Evil dog!!!! The other 5 rolls in the pack fared the same fate  One even ended up in a full water dish.......but just look at that face :bigsmile:


----------



## effox (Apr 21, 2010)

lol... What a butt head!


----------



## gklaw (May 31, 2010)

Don't get angry. He/she is probably trying to figure out how to use toilet paper like the cute little bear the TV commercial :lol:


----------



## Casey8 (Nov 1, 2011)

Of course for having this face and look, he can do anything he wants


----------



## arash53 (Aug 13, 2011)

No one can!


----------



## onefishtwofish (Apr 21, 2010)

if i were ember i would tell you that i heard you sneezing in other room and i tried to get out 1 roll and bring it to you and say god bless you but being a poor helpless dog i had some technical difficulties getting it out of that tight wrapping. I worked so hard to get it out i worked up an immense thirst. as luck would have it instead of putting it down beside the dish while i drank i dropped it in the dish................ I was mortified. i Immediately set out to remedy the situation by retrieving the last available roll so I could deliver it to you as soon as possible in case you had snot all over your face from sneezing.


----------



## Chappy (Apr 21, 2010)

onefishtwofish said:


> if i were ember i would tell you that i heard you sneezing in other room and i tried to get out 1 roll and bring it to you and say god bless you but being a poor helpless dog i had some technical difficulties getting it out of that tight wrapping. I worked so hard to get it out i worked up an immense thirst. as luck would have it instead of putting it down beside the dish while i drank i dropped it in the dish................ I was mortified. i Immediately set out to remedy the situation by retrieving the last available roll so I could deliver it to you as soon as possible in case you had snot all over your face from sneezing.

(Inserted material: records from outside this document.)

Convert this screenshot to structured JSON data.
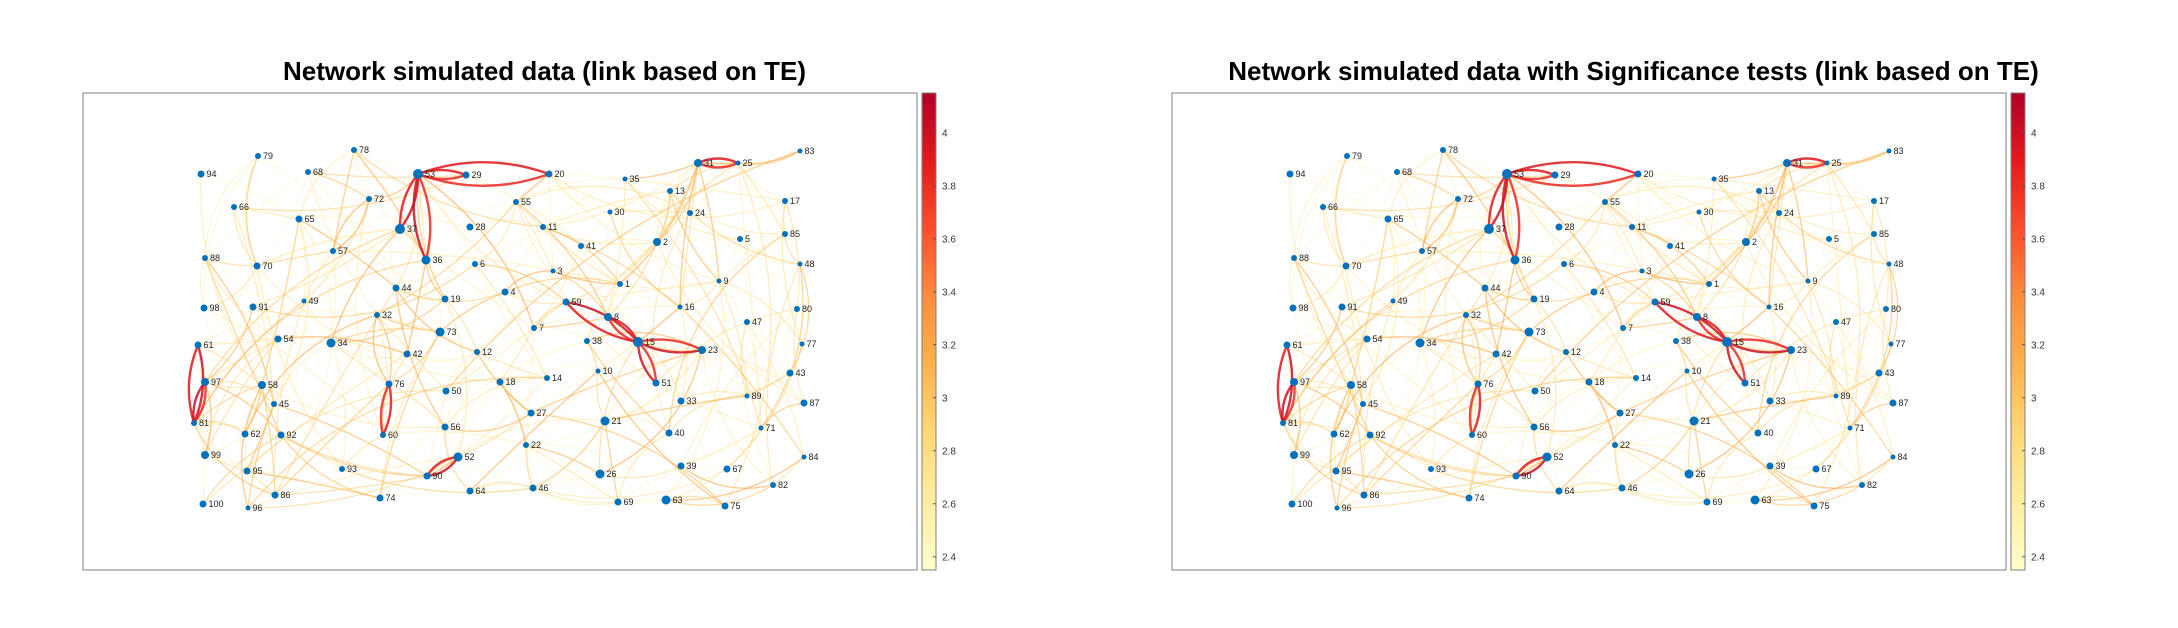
{
  "chart_data": [
    {
      "type": "network",
      "title": "Network simulated data (link based on TE)",
      "colorbar": {
        "min": 2.35,
        "max": 4.15,
        "ticks": [
          "2.4",
          "2.6",
          "2.8",
          "3",
          "3.2",
          "3.4",
          "3.6",
          "3.8",
          "4"
        ],
        "low_color": "#ffffcc",
        "high_color": "#b10026"
      },
      "nodes": [
        "1",
        "2",
        "3",
        "4",
        "5",
        "6",
        "7",
        "8",
        "9",
        "10",
        "11",
        "12",
        "13",
        "14",
        "15",
        "16",
        "17",
        "18",
        "19",
        "20",
        "21",
        "22",
        "23",
        "24",
        "25",
        "26",
        "27",
        "28",
        "29",
        "30",
        "31",
        "32",
        "33",
        "34",
        "35",
        "36",
        "37",
        "38",
        "39",
        "40",
        "41",
        "42",
        "43",
        "44",
        "45",
        "46",
        "47",
        "48",
        "49",
        "50",
        "51",
        "52",
        "53",
        "54",
        "55",
        "56",
        "57",
        "58",
        "59",
        "60",
        "61",
        "62",
        "63",
        "64",
        "65",
        "66",
        "67",
        "68",
        "69",
        "70",
        "71",
        "72",
        "73",
        "74",
        "75",
        "76",
        "77",
        "78",
        "79",
        "80",
        "81",
        "82",
        "83",
        "84",
        "85",
        "86",
        "87",
        "88",
        "89",
        "90",
        "91",
        "92",
        "93",
        "94",
        "95",
        "96",
        "97",
        "98",
        "99",
        "100"
      ],
      "strong_links": [
        [
          "53",
          "29"
        ],
        [
          "53",
          "37"
        ],
        [
          "53",
          "36"
        ],
        [
          "31",
          "25"
        ],
        [
          "61",
          "81"
        ],
        [
          "97",
          "81"
        ],
        [
          "76",
          "60"
        ],
        [
          "52",
          "90"
        ],
        [
          "15",
          "23"
        ],
        [
          "8",
          "15"
        ],
        [
          "59",
          "15"
        ],
        [
          "15",
          "51"
        ],
        [
          "53",
          "20"
        ]
      ]
    },
    {
      "type": "network",
      "title": "Network simulated data with Significance tests (link based on TE)",
      "colorbar": {
        "min": 2.35,
        "max": 4.15,
        "ticks": [
          "2.4",
          "2.6",
          "2.8",
          "3",
          "3.2",
          "3.4",
          "3.6",
          "3.8",
          "4"
        ],
        "low_color": "#ffffcc",
        "high_color": "#b10026"
      },
      "nodes": [
        "1",
        "2",
        "3",
        "4",
        "5",
        "6",
        "7",
        "8",
        "9",
        "10",
        "11",
        "12",
        "13",
        "14",
        "15",
        "16",
        "17",
        "18",
        "19",
        "20",
        "21",
        "22",
        "23",
        "24",
        "25",
        "26",
        "27",
        "28",
        "29",
        "30",
        "31",
        "32",
        "33",
        "34",
        "35",
        "36",
        "37",
        "38",
        "39",
        "40",
        "41",
        "42",
        "43",
        "44",
        "45",
        "46",
        "47",
        "48",
        "49",
        "50",
        "51",
        "52",
        "53",
        "54",
        "55",
        "56",
        "57",
        "58",
        "59",
        "60",
        "61",
        "62",
        "63",
        "64",
        "65",
        "66",
        "67",
        "68",
        "69",
        "70",
        "71",
        "72",
        "73",
        "74",
        "75",
        "76",
        "77",
        "78",
        "79",
        "80",
        "81",
        "82",
        "83",
        "84",
        "85",
        "86",
        "87",
        "88",
        "89",
        "90",
        "91",
        "92",
        "93",
        "94",
        "95",
        "96",
        "97",
        "98",
        "99",
        "100"
      ],
      "strong_links": [
        [
          "53",
          "29"
        ],
        [
          "53",
          "37"
        ],
        [
          "53",
          "36"
        ],
        [
          "31",
          "25"
        ],
        [
          "61",
          "81"
        ],
        [
          "97",
          "81"
        ],
        [
          "76",
          "60"
        ],
        [
          "52",
          "90"
        ],
        [
          "15",
          "23"
        ],
        [
          "8",
          "15"
        ],
        [
          "59",
          "15"
        ],
        [
          "15",
          "51"
        ],
        [
          "53",
          "20"
        ]
      ]
    }
  ],
  "icons": {
    "node_color": "#0072bd"
  }
}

Yeah, thanks for that Kathie  You should see what the mermaid does with the papertowels  I couldn't get over the fact that even when I caught her, she still held onto the roll long enough for me to go get the camera, start it up, get her into focus and take the picture..... She's got personality in her, I'll give her that


----------



## Chappy (Apr 21, 2010)

effox said:


> lol... What a butt head!


Ooooooooohhhh, painful pun, Chris


----------



## April (Apr 21, 2010)

Well for an old special needs dog...I'd say she still has spunk!
Send her to the store to get more!

---
I am here: http://maps.google.com/maps?ll=49.275161,-122.835507


----------



## chimdon (Oct 2, 2011)

Aww..that's adorable. What kind of breed or mix is she?


----------



## Gregzz4 (Jun 25, 2010)

That's a great shot.
Gotta go?


----------



## Trouble (Apr 27, 2010)

*Maybe she is just telling you that you don't wipe enough. I bet she is trying to as you if you fold or scrunch. Bawhahahahahahahahaha*


----------



## Gregzz4 (Jun 25, 2010)

Trouble said:


> *Maybe she is just telling you that you don't wipe enough. I bet she is trying to as you if you fold or scrunch. Bawhahahahahahahahaha*


Hence the user name


----------